As I described in a previous blog, a process called Mission Conversation: Public Narrative is being introduced at this General Convention. Dr. Marshall Ganz of The Hauser Center for Nonprofit Organizations at Harvard University took time on Tuesday to brief the General Convention on this process. Four sessions of 1 ½ - 2 hours each have been built into this General Convention to allow this process to take place. Instead of being assigned tables with people from other dioceses or parts of the church, as in previous General Conventions, we have been assigned to tables with others from our own diocese for these sessions. There are three primary elements in which we will engage during these Mission Conversations – Public Narrative Sessions: The first is “the story of self” answering the question, “What does commitment to mission mean for you personally?” The second is “the story of us” attempting to answer the question, “what mission commitment do others at your table share? Third, the story of Self – Us – Now and Commitment to Mission, attempting to respond to the question, “how will you translate your mission commitment into action.”
Integral to this process is the importance of each of us being able to tell our stories in ways that communicate our personal values in a very concise manner.

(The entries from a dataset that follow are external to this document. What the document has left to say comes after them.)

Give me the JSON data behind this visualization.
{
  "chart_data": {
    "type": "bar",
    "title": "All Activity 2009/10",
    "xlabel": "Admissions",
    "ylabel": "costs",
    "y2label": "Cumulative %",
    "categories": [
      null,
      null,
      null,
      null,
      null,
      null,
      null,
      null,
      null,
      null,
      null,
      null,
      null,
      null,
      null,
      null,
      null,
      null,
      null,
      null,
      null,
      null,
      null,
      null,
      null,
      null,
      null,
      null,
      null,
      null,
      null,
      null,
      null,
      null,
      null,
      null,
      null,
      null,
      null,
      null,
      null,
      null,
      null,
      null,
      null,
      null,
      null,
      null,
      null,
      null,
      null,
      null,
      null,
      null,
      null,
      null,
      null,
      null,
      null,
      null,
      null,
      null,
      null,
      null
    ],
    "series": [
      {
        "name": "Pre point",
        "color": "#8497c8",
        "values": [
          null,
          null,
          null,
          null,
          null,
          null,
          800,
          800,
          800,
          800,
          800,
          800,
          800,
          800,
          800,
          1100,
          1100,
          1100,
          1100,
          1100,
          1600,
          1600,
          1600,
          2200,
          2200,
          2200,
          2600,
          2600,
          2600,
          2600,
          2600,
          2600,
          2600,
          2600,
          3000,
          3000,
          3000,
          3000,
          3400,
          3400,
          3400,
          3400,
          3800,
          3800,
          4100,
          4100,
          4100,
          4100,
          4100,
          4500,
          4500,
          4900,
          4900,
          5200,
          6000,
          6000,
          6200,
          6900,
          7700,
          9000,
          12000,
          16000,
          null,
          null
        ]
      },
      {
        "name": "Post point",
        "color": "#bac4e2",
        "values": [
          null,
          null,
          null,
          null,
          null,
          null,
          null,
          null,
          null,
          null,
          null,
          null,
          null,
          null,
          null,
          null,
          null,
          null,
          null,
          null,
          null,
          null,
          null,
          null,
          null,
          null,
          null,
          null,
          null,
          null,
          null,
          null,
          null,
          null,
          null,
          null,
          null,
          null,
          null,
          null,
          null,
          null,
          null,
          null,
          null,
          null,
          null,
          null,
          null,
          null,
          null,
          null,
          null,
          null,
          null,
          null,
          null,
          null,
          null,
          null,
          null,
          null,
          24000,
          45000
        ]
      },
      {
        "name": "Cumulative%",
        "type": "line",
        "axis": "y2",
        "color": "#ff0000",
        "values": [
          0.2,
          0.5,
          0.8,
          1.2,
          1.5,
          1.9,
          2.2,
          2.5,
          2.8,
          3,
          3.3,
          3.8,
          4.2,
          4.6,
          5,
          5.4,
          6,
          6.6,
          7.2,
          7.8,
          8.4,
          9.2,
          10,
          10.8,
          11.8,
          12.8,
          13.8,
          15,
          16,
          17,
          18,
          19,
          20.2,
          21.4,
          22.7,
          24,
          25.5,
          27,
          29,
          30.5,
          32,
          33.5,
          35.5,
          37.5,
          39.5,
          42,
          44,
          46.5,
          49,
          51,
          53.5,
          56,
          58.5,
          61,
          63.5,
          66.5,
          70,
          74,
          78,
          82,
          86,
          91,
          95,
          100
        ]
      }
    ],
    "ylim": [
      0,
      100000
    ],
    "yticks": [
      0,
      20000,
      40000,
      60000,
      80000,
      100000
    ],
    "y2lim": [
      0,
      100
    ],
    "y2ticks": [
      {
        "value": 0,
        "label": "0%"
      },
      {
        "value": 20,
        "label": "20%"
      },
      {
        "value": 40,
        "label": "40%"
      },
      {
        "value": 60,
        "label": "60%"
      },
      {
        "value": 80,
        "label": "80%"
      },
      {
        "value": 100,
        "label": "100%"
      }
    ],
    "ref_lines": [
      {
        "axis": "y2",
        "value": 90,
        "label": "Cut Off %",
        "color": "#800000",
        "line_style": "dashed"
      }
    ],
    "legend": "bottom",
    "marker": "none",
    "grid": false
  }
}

Each of us will only be given two minutes.
During the opening, introductory session, a priest from Falls Church, Virginia, The Reverend Michael Pitmann told his “story of self.” Fr. Pittman is now priest-in-charge of the “continuing church” of Falls Church, meaning those that remain after most of the members of Falls Church voted to leave the Episcopal Church with their previous rector. Fr. Pttiman shared the very powerful personal experience of serving in a healing role as he took on the ministry of Falls Church. His value of healing was shaped early in his life. He came, he told us, from a “family of conflict.” His parents divorced when he was 12. “Conflict almost always meant for me the ending of relationships,” Pittman stated. He told of being a chaplain and of seeing the gaping hole in the Pentagon in the aftermath of 9/11. “Ministry found meaning for me in the midst of conflict…in the worst that people could throw at one another….I am exhilarated to bring the peace of God to them, the peace of God that brings healing.” For Fr. Pittman, the primary image of the priest’s ministry, and the Church’s ministry of healing and reconciliation is the Eucharist and “the breaking of the bread.”